The much-maligned rule, the first phase of which is set to take effect in April of 2017, will likely be killed come January in the wake of President-elect Donald Trump’s resounding victory over Hillary Clinton on Tuesday. The reason: The election of a Republican-dominated Congress intent — as is Trump — on ripping up Obama-era regulations they view as stifling economic growth. There is also fierce opposition to the DOL rule by people within the president-elect’s camp.
The rumblings have been building for months. Most recently, a Trump backer on Wall Street tapped to serve as a campaign advisor — Skybridge Capital Managing Director Anthony Scaramucci — indicated during a Securities Enforcement Forum in Washington in late October that a Trump Administration will “repeal” the fiduciary rule, noting it’s one of the most ill-advised federal regulations crafted in the last half-century.

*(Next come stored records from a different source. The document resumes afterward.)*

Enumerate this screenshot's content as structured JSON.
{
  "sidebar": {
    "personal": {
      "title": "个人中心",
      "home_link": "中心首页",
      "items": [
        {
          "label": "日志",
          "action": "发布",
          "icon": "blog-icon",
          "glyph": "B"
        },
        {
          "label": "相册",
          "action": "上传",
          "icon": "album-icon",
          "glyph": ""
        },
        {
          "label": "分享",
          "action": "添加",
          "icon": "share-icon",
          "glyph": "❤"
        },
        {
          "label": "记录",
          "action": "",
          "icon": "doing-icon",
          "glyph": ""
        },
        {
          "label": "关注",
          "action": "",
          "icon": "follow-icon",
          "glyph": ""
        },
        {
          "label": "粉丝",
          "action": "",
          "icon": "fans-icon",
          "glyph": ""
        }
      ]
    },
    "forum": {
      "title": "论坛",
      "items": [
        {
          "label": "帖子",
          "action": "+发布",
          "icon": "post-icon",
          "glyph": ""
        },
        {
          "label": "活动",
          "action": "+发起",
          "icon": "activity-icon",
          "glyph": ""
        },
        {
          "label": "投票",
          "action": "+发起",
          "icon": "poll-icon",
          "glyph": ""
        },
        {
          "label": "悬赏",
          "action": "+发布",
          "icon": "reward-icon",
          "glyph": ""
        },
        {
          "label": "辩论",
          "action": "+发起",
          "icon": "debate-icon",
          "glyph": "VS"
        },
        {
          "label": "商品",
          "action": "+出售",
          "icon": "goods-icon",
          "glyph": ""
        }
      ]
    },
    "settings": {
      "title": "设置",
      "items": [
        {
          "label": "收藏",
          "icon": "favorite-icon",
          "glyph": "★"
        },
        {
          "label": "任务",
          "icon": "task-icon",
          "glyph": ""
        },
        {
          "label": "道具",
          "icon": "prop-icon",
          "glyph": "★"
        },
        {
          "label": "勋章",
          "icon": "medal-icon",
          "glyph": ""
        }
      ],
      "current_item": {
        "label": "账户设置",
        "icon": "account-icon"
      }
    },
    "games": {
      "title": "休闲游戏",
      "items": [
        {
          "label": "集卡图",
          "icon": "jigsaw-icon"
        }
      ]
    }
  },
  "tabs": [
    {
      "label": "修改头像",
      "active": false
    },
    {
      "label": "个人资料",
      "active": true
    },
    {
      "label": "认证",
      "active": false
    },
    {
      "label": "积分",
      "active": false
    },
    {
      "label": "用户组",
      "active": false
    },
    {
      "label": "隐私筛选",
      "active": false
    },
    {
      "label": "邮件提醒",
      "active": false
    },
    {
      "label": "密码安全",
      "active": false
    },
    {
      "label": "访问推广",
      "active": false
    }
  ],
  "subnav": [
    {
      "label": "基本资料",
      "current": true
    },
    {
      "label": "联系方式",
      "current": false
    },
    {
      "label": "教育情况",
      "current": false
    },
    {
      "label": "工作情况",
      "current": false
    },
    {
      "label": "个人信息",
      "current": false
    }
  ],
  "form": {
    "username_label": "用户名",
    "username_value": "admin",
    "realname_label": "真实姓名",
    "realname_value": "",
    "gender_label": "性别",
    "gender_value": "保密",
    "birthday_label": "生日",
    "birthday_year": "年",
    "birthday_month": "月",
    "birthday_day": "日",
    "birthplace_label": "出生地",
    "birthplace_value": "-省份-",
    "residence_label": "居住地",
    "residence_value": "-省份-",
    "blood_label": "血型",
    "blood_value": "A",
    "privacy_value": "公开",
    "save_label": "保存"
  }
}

Last April, during a speech about the economy in Detroit, Trump also proposed a “temporary moratorium” on new financial regulations with a view to providing economic relief for small businesses, the pause to remain in effect until the economy shows stronger signs of recovery. In the same speech, Trump called for repealing the estate tax. Under current law, the “death tax” hits estates valued at 5.45 million for individuals and $10.9 million for couples with a 40 percent levy.
Though Trump himself has not expressed an opinion on the fiduciary rule, future GOP allies in Congress say the 1,000-plus pages in DOL regulations are headed for the dustbin. Among them: backers of Congressional resolutions passed earlier this year to rescind the rule.
The supporters are not only Republicans. U.S. Senate Resolutions 33 cleared the chamber in May, by a 56 to 41 margin, with three Democrats — Sens. Joe Donnelly (Indiana), Heidi Heitkamp (North Dakota) and Jon Tester (Montana) — joining Republicans in support of blocking the DOL’s implementation of the rule. The U.S. House of Representatives passed a similar resolution, though along party lines in April, soon after the rule was finalized.
Under the Congressional Review Act, Congress had 60 days to review finalized regulations. President Obama subsequently vetoed the Congressional resolutions in June, noting in a written statement that “outdated regulations in place before this rulemaking did not ensure that financial advisers act in their clients’ best interests” — the principal aim of the rule — “when giving retirement investment advice.”
The much-maligned DOL fiduciary rule will likely be killed come January in the wake of the President-elect Donald Trump’s resounding election victory. (Photo: AP Images)
In the unlikely event a Trump Administration doesn’t gut the DOL rule come January, it will also have to survive challenges in the courts. On November 7, The National Association for Fixed Annuities (NAFA) said it will appeal a federal district judge’s decision upholding the rule. A U.S. Court of Appeals for the District of Columbia will hear the appeal.
NAFA filed its lawsuit in June seeking a preliminary injunction to stay the rule’s implementation. Judge Randall Moss, who presided over the case, denied the preliminary injunction and ruled in favor of the Labor Department on its merits in upholding the rule.